La riforma della Politica agricola comune (Pac) deve rappresentare l’occasione per una forte legittimazione della spesa verso l’agricoltura risolvendo i problemi strutturali di volatilità dei prezzi e del ridotto potere negoziale lungo la filiera. E’ quanto ha affermato il presidente della Coldiretti Sergio Marini in occasione del primo Summit sulla riforma della Politica Agricola convocato a Roma con il Commissario europeo per l’agricoltura e lo sviluppo rurale Dacian Cioloş, il Ministro delle Politiche agricole alimentari e forestali Mario Catania, il Presidente della commissione agricoltura del Parlamento europeo Paolo De Castro e il relatore del Parlamento europeo sul regolamento orizzontale della Pac Giovanni La Via. Occorre evitare – ha sottolineato Marini – che all’accoppiamento dei prezzi alla produzione che aveva causato una rendita di posizione a valle della filiera si sostituisca una nuova forma di accoppiamento alla superficie che rappresenterebbe una nuova ed incomprensibile rendita fondiaria. Questo è il principio che deve guidare le modifiche alla proposta della Commissione Europea. Il Paese che si è impegnato di piu’ verso un modello agricolo capace di rispondere alle aspettative dei cittadini in termini di sicurezza, qualità, biodiversità, occupati e ricchezza prodotta per ettaro si ritrova paradossalmente – ha sostenuto Marini – ad essere quello piu’ penalizzato.
Bisogna superare nel negoziato – ha precisato Marini – le criticità che riguardano, in particolare, l’insostenibile taglio delle risorse disponibili, l’applicazione del “greening” e la definizione di agricoltore attivo, ma anche le misure per controllare la volatilità dei prezzi agricoli nonché la necessità di rafforzare le organizzazioni dei produttori.

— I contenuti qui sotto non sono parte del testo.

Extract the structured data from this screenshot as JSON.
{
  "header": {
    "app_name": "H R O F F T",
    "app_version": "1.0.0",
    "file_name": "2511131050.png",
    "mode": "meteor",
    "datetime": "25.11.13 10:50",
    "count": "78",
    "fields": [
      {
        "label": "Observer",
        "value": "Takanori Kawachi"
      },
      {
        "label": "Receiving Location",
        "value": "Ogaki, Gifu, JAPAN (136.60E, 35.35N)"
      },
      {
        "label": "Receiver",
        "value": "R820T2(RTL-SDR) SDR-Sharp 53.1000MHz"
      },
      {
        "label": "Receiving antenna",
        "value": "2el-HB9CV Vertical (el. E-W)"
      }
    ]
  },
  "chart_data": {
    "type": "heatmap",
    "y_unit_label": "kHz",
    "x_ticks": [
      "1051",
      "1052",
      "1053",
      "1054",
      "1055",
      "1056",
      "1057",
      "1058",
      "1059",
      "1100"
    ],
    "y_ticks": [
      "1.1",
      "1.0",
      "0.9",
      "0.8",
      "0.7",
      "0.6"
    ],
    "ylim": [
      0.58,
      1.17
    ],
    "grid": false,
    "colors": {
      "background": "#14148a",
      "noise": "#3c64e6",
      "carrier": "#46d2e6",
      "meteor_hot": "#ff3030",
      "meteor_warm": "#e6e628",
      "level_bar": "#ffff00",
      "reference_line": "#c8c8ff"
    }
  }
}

La proposta della Commissione – ha denunciato Marini – individua la figura dell’agricoltore attivo al quale destinare le risorse della Politica agricola comune (Pac), in base ai finanziamenti che già prende e non per quello che fa e per come lo fa e cio’ oltre ad essere iniquo è inaccettabile per i cittadini. Per Coldiretti e per l’intera filiera agricola italiana l’agricoltore attivo non può, invece, che essere quello professionale, cioè quello che lavora e vive di agricoltura e che sarebbe spinto all’abbandono dalla riduzione del sostegno. Per questo occorre lasciare gli stati membri liberi di adottare una definizione adeguata. Anche la proposta di destinare il 30 per cento delle risorse al greening (“rinverdimento”) per favorire una maggiore cura dell’ambiente è in realtà da rivedere perché esclude – ha precisato Marini – la maggior parte delle colture virtuose in termini sostenibilità del territorio e di cattura di CO2, ampiamente diffuse nell’agricoltura italiana come olivo, vite e alberi da frutta, che sono la base della dieta mediterranea. In pratica un olivicoltore italiano non prenderebbe i pagamenti “verdi”, mentre i prati della regina d’Inghilterra sì.
La proposta di riforma della politica agricola presentata dalla Commissione Europea taglia le risorse destinate all’Italia per i mercati di ben 1,4 miliardi di euro nel periodo dal 2014 al 2020 e di un ammontare annuo a regime pari a 240 milioni di euro rispetto al 2013 (-6 per cento, secondo l’analisi della Coldiretti). In sostanza – ha concluso la Coldiretti – l’Italia paga da sola quasi un terzo dell’intero ammontare di risorse destinate alla convergenza dei nuovi paesi entrati nell’Unione.